A Promotoria de Justiça de Defesa do Consumidor (Prodecon), do Ministério Público do Distrito Federal e Territórios (MPDFT), obteve uma decisão judicial favorável em ação civil pública contra o Curso Exatas e seu proprietário. A 8ª Vara Cível de Brasília julgou procedentes os pedidos e condenou os réus a repararem os danos causados a mais de 350 alunos que foram prejudicados pelo encerramento inesperado das atividades do curso preparatório em outubro de 2024. O prejuízo total causado aos estudantes foi estimado em mais de R$ 2 milhões.

Detalhes da Sentença

Na sentença de 20 de outubro, a Justiça determinou:
  • Restituição das mensalidades dos meses de outubro, novembro e dezembro de 2024, em valores atualizados.

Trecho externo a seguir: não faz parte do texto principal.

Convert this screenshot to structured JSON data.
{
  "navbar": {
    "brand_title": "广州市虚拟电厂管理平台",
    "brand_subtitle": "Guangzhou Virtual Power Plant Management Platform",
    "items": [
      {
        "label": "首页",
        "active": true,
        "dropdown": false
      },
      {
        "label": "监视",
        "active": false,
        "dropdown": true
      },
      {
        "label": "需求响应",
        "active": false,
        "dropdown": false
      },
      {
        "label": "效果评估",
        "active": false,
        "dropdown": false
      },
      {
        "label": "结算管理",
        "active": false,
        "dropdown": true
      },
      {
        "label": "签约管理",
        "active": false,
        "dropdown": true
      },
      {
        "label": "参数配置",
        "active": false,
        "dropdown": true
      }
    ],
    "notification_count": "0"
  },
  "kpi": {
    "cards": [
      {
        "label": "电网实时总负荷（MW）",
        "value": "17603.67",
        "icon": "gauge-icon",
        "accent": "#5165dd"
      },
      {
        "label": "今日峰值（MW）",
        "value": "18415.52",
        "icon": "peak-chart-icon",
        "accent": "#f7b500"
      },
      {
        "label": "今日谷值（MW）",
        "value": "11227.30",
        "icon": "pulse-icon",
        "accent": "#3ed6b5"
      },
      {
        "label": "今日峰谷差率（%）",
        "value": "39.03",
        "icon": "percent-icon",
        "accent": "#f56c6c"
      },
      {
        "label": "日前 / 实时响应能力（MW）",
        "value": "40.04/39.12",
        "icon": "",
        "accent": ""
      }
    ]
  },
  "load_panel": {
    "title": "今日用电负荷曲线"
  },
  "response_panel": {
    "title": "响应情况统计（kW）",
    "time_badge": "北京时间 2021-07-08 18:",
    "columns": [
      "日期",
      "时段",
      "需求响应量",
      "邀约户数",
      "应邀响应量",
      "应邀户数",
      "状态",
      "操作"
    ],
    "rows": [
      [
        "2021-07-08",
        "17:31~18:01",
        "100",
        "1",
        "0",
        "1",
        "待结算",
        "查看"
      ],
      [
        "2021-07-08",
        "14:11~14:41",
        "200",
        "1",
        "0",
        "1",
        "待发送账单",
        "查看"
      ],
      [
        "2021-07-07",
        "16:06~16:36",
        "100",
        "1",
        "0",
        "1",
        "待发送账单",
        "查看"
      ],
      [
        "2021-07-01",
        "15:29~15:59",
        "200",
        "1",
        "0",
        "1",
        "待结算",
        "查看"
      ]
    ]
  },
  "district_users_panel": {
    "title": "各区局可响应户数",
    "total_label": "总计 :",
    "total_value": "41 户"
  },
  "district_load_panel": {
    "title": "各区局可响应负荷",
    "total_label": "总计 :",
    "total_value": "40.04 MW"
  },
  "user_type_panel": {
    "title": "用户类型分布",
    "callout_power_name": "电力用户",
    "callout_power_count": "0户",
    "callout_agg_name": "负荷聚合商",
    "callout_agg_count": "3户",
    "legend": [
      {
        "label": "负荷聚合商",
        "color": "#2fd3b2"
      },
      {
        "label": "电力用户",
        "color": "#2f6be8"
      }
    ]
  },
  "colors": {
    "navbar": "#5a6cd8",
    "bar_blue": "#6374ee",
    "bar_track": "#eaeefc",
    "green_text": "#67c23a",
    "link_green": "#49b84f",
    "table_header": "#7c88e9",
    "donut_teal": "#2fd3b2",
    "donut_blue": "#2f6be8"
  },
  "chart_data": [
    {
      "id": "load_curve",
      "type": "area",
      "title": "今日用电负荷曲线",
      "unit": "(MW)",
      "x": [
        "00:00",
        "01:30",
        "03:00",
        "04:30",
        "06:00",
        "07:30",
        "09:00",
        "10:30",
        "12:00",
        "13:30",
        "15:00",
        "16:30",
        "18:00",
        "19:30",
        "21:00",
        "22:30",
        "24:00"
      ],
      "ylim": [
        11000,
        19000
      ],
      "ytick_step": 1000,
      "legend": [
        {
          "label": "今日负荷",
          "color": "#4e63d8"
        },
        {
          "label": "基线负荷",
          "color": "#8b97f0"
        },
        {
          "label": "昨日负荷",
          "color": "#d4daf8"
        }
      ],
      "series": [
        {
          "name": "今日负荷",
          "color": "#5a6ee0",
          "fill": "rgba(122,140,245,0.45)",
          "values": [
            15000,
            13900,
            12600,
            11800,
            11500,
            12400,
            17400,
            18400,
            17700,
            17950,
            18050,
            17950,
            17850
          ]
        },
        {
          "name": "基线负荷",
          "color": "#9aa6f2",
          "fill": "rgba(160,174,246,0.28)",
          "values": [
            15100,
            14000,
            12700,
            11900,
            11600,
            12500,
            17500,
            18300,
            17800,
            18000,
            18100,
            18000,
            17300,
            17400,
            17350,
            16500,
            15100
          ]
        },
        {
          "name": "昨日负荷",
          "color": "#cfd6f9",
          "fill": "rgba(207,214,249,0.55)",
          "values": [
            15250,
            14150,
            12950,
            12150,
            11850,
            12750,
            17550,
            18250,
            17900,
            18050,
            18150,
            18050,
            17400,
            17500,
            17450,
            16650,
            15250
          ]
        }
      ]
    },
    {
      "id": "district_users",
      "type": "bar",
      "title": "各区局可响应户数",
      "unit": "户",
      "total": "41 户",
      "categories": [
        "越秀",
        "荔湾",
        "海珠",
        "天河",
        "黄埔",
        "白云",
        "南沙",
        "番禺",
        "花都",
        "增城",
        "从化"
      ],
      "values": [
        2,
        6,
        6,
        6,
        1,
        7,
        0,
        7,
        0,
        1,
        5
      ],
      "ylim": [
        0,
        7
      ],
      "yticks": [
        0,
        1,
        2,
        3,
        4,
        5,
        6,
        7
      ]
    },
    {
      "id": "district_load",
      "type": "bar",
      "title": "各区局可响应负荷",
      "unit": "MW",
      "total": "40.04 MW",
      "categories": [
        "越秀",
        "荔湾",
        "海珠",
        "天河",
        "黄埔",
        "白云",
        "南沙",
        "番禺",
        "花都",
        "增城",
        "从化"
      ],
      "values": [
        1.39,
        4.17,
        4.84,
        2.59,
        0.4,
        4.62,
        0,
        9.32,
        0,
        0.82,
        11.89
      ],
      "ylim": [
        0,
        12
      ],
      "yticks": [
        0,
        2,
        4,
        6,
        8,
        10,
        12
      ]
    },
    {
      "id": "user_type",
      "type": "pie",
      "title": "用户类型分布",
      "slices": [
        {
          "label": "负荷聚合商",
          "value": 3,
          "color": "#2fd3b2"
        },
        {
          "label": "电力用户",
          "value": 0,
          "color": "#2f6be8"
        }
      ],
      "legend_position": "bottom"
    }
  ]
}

  • Pagamento de indenização por danos morais no valor de R$ 2 mil para cada estudante.
  • Declaração de rescisão dos contratos educacionais a partir da data da interrupção dos serviços.
O Judiciário determinou ainda a desconsideração da personalidade jurídica da empresa. Essa medida permite que o patrimônio pessoal do sócio-administrador seja utilizado para garantir o ressarcimento dos valores devidos aos consumidores. A decisão considerou que a relação entre os alunos e o curso é de consumo e que as dificuldades financeiras alegadas pela empresa não afastam sua responsabilidade pela falha na prestação do serviço. O promotor de justiça Paulo Roberto Binicheski destacou que a sentença reforça a efetiva proteção aos direitos dos consumidores e a legitimidade do MPDFT na defesa coletiva.